Ärztemangel: So schaut’s aus! So kann’s gehen!

„Keine Ahnung keine Meinung kein Konzept“ – der Blog wird nicht müde werden, die Schlafmützigkeit der Verbandsgemeinde, hinsichtlich einer ausreichenden Ärzteversorgung im Kirner Land, jetzt und in Zukunft, anzuprangern. Zugegeben, meckern ist leicht. Vielleicht stellt sich der kritische Heckenschütze die Arzt-Akquise auch viel zu einfach vor? Maybe? Logisch, unter Ärztemangel leiden viele Regionen. Tendenz zunehmend! Leider konkurriert das Kirner Land mit wesentlich attraktiveren Landstrichen. Den letzten beißen die Hunde. So oder so ähnlich lässt sich der Konkurrenzkampf wohl am ehesten umschreiben. Die Weißkittel haben schließlich die Qual der Wahl. Die sind eine seltene Spezies. Warum? Es werden einfach zu wenig Studienplätze vorgehalten. Wenn das Kirner Land mitmischen und nicht gänzlich abgehängt werden will, dann muss ein attraktives Konzept her. Angebote an Ärzte richten, die man nicht ablehnen kann – passt! Alles ist erlaubt! Wie könnten die Privilegien aussehen? Zunächst geht es darum die Werbemaschinerie anzuheizen. Aber sowas von! In Arztblättern, Plakatwänden, Universitäten, Fachlektüren, Ärztekammern – überall muss das Kirner Land Präsenz zeigen. Werben analog der Tourismusbranche – passt!

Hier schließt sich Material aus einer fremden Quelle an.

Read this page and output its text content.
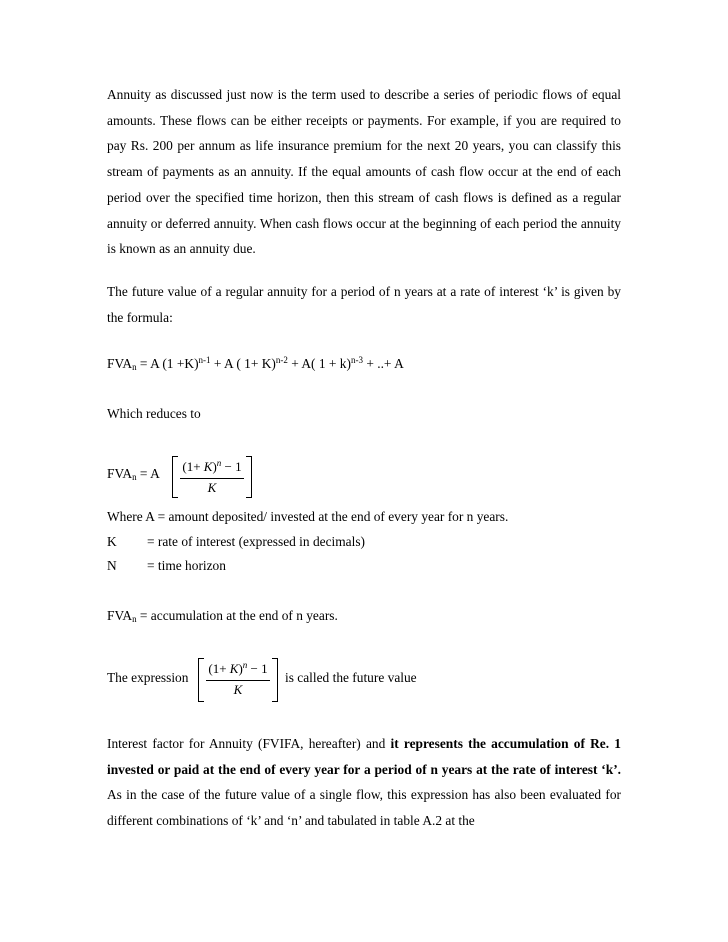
Annuity as discussed just now is the term used to describe a series of periodic flows of equal amounts. These flows can be either receipts or payments. For example, if you are required to pay Rs. 200 per annum as life insurance premium for the next 20 years, you can classify this stream of payments as an annuity. If the equal amounts of cash flow occur at the end of each period over the specified time horizon, then this stream of cash flows is defined as a regular annuity or deferred annuity. When cash flows occur at the beginning of each period the annuity is known as an annuity due.

The future value of a regular annuity for a period of n years at a rate of interest ‘k’ is given by the formula:

$FVA_n = A$ $(1 +K)^{n-1} + A$ ( 1+ K)$^{n-2}$ + A( 1 + k)$^{n-3}$ + ..+ A

Which reduces to

$FVA_n = A$ $(1+ K)^n - 1$
K

Where A = amount deposited/ invested at the end of every year for n years.

K = rate of interest (expressed in decimals)
N = time horizon

$FVA_n$ = accumulation at the end of n years.

The expression

$(1+ K)^n - 1$
K

is called the future value

Interest factor for Annuity (FVIFA, hereafter) and it represents the accumulation of Re. 1 invested or paid at the end of every year for a period of n years at the rate of interest ‘k’. As in the case of the future value of a single flow, this expression has also been evaluated for different combinations of ‘k’ and ‘n’ and tabulated in table A.2 at the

Ferner gilt es die Mundpropaganda zu forcieren. Irgendeiner kennt immer jemand, der wiederum jemanden kennt, der was weiß und helfen kann. Und so weiter und so fort! Lockangebote schnüren: Wie könnten die gestaltet werden? Etwa Hilfestellung in allem Lebenslagen! Will heißen bei der Wohnungs- und Praxissuche bis hin zu mietfreien Räumlichkeiten, Vergabe von Bauplätzenund, und, und. Wie schaut es mit einem Medizinischen Versorgungszentrum auf der grünen Wiese aus? Andere Kommunen betreiben die längst in eigener Regie. Vorteil für die Ärzte, sie sind angestellt und müssen sich nicht mit Abrechnungen, Personal und infrastrukturellen Angelegenheiten befassen. Weiterer Vorteil, flexiblere Arbeitszeiten und Teilzeitangebote. Merke, die meisten Mediziner sind inzwischen Frauen, die ihre Schwerpunkte auf Vereinbarkeit von Familie und Beruf legen. Die streben generell keine Selbständigkeit an. Im Gegenteil: Die suchen Angestelltenverhältnisse.

Überhaupt, ein Versorgungszentrum scheint das naheliegendste Modell zu sein. Die VG denkt (noch) nicht in diese Richtung. Zumindest sprechen keine Indizien dafür. Die könnte ein solches unterhalten. Andere Kommunen machen das längt. Ein Fehler? Und wie! Keine Gedankenspiele dürfen tabu sein. In den nächsten Jahren wird die Hausarztlandkarte noch mehr ausdünnen. Die politisch Verantwortlichen müssen endlich handeln. Jetzt!  Ein Ärztehaus im Kirner Land! Für den Blog ist das die Lösung schlechthin. Anfangen und dann sukzessive aufbauen und erweitern – passt. Dafür braucht es Visionen und Mut. Am besten beides! Weder das Eine, noch das Andere haben die Verantwortlichen unter dem Dach der VG in ihrer DNA verankert. Stattessen herrscht Schwerfälligkeit. Man steckt immerzu im „Weiter so“ fest. Nur nicht nach vorne Denken, geschweige denn Handeln. Es reicht eben nicht für den großen Wurf! Verlierer werden die Patienten sein und die verbliebenen Ärzte, auf deren Schultern sich immer mehr Patienten verteilen werden.